L’appel des Européens
c omme le Brexit, la victoire de Donald Trump nous a une nouvelle fois surpris. Nous étions majoritairement convaincus qu’une approche raisonnable du débat politique allait prévaloir sur un discours populiste.
Or, les ressorts du Brexit et de la victoire de Donald Trump, comme ceux qui sont en train de miner nos démocraties européennes, sont en grande partie les mêmes : renforcement des inégalités, ascenseur social en panne, peur d’une perte d’identité démultipliée par la peur de l’immigration de masse, négligence de la question sociale, système éducatif et culturel déficient, défiance à l’égard d’élites obsédées par leurs intérêts personnels et d’institutions publiques perçues comme coûteuses et inefficaces.
Dans les deux cas, les conséquences pour les Européens et le monde sont majeures. Au risque de désintégration de l’Union européenne entraîné par le Brexit s’ajoutent les risques d’un découplage accru entre les Etats-Unis et l’UE, de la fin du monde de l’après-guerre fondé sur le multilatéralisme et le leadership bienveillant des Etats-Unis. Le président élu a été clair : les Européens doivent prendre en charge politiquement et financièrement leur sécurité. Il ne fait là qu’accélérer une dynamique en oeuvre depuis la chute du mur de Berlin il y a vingt-six ans. Enfin, la victoire de Trump comme le Brexit réjouissent les populistes du Vieux Continent alors que des rendez-vous électoraux ou référendaires majeurs se tiendront dans les mois qui viennent en Autriche, en Italie, aux Pays-Bas, en France ou encore en Allemagne.
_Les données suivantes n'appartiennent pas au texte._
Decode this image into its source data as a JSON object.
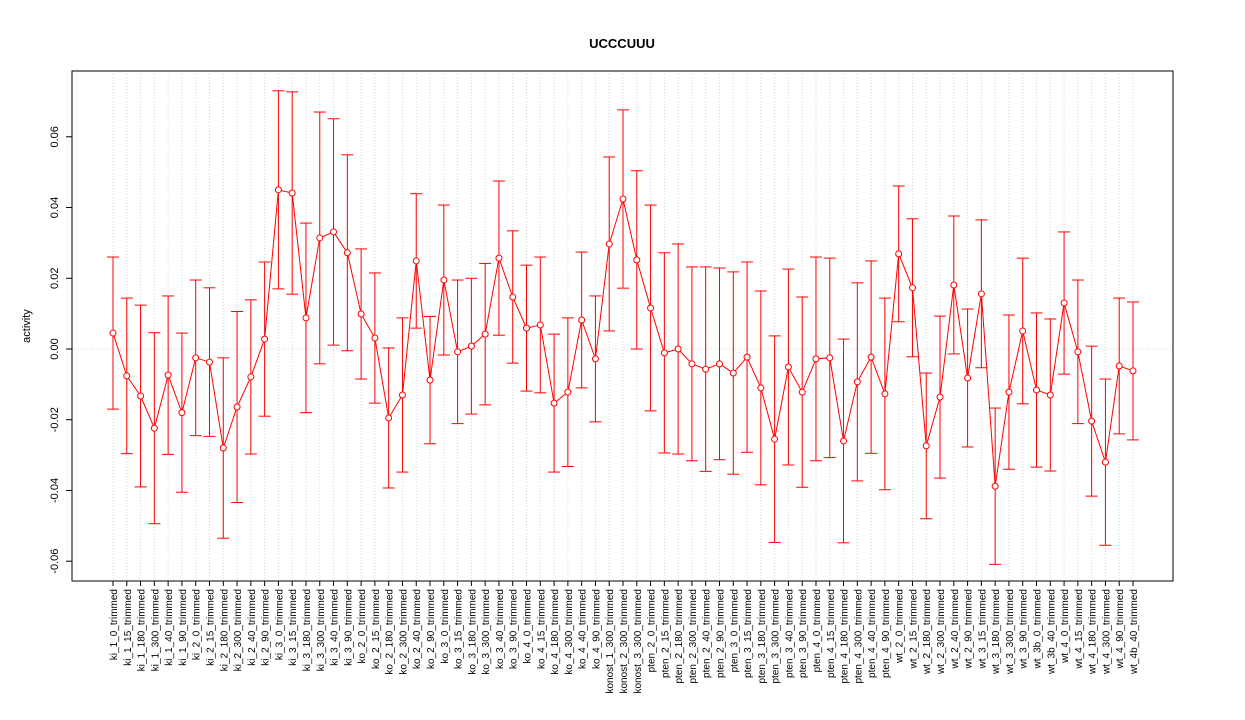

Partout les partis modérés sont menacés. Il y a donc urgence à agir.
Si nous, Européens, ne tirons pas rapidement les enseignements de ces événements, l’effondrement de l’Union et la marginalisation de nos intérêts et de nos valeurs dans un monde où nous ne représenterons bientôt plus que 5% de la population et où aucun Etat du continent ne fera partie du G7 deviennent plus que probables. Nous n’aurons alors plus les moyens de nous faire entendre, ni d’assurer notre sécurité alors que les menaces se multiplient à toutes nos frontières. Nos intérêts économiques et commerciaux – ceux de la première puissance exportatrice mondiale – seront de plus en plus difficiles à défendre alors que la tentation protectionniste revient partout en force. Notre vision d’un développement durable de la planète restera lettre morte. Nos modèles sociaux fondés sur la redistribution et des services publics puissants ne seront plus finançables. Aucun de nos Etats n’a le moyen d’apporter seul des solutions adaptées à ces défis.
Plus que jamais, l’urgence est donc de se donner les moyens de réconcilier nos concitoyens avec le projet européen et d’inventer l’Europe du futur. C’est cette conviction que porte le Mouvement du 9 mai, lancé par des citoyens et personnalités de tous horizons. Nous avons ainsi proposé aux dirigeants de l’Union une feuille de route ambitieuse et pragmatique visant à protéger nos concitoyens, à améliorer concrètement leur vie, à réduire les inégalités et à promouvoir une croissance intelligente et équitable favorisant l’innovation et les emplois d’avenir.
Parmi nos propositions emblématiques : la création d’un Erasmus des collégiens, une recherche commune en matière de défense, un doublement immédiat du plan d’investissement dit Juncker, des listes transnationales pour les prochaines élections européennes.
Mais aujourd’hui plus d’ambition est nécessaire, le moment est venu de se doter d’une véritable politique étrangère et de défense européenne. Il est temps que l’Union européenne s’assume comme une puissance politique et se ressaisisse pour pouvoir peser avec un véritable impact sur le destin démocratique, culturel, social, économique et écologique de l’humanité. Le sommet européen qui se tiendra dans la capitale italienne le 25 mars prochain à l’occasion du 60e anniversaire du traité de Rome doit être l’occasion de renforcer la démocratie en Europe en développant des modalités de démocratie délibérative qui permettent effectivement aux citoyens d’inventer les droits et libertés du xxie siècle. Sans ce nouvel élan politique, les démons populistes qui ont déjà conduit à notre quasianéantissement vaincront. L’histoire varie dans ses formes, mais le résultat serait tout aussi désastreux.
Ce sursaut ne sera possible que si les dizaines de millions de citoyens qui partagent notre ambition se mobilisent pour donner un futur à notre continent. C’est pourquoi nous créerons en janvier prochain une plateforme civique fédérative et avons lancé partout en Europe des conventions civiques pour faire entendre collectivement notre voix.
Nous invitons tous ceux qui veulent transformer l’Europe à nous rejoindre.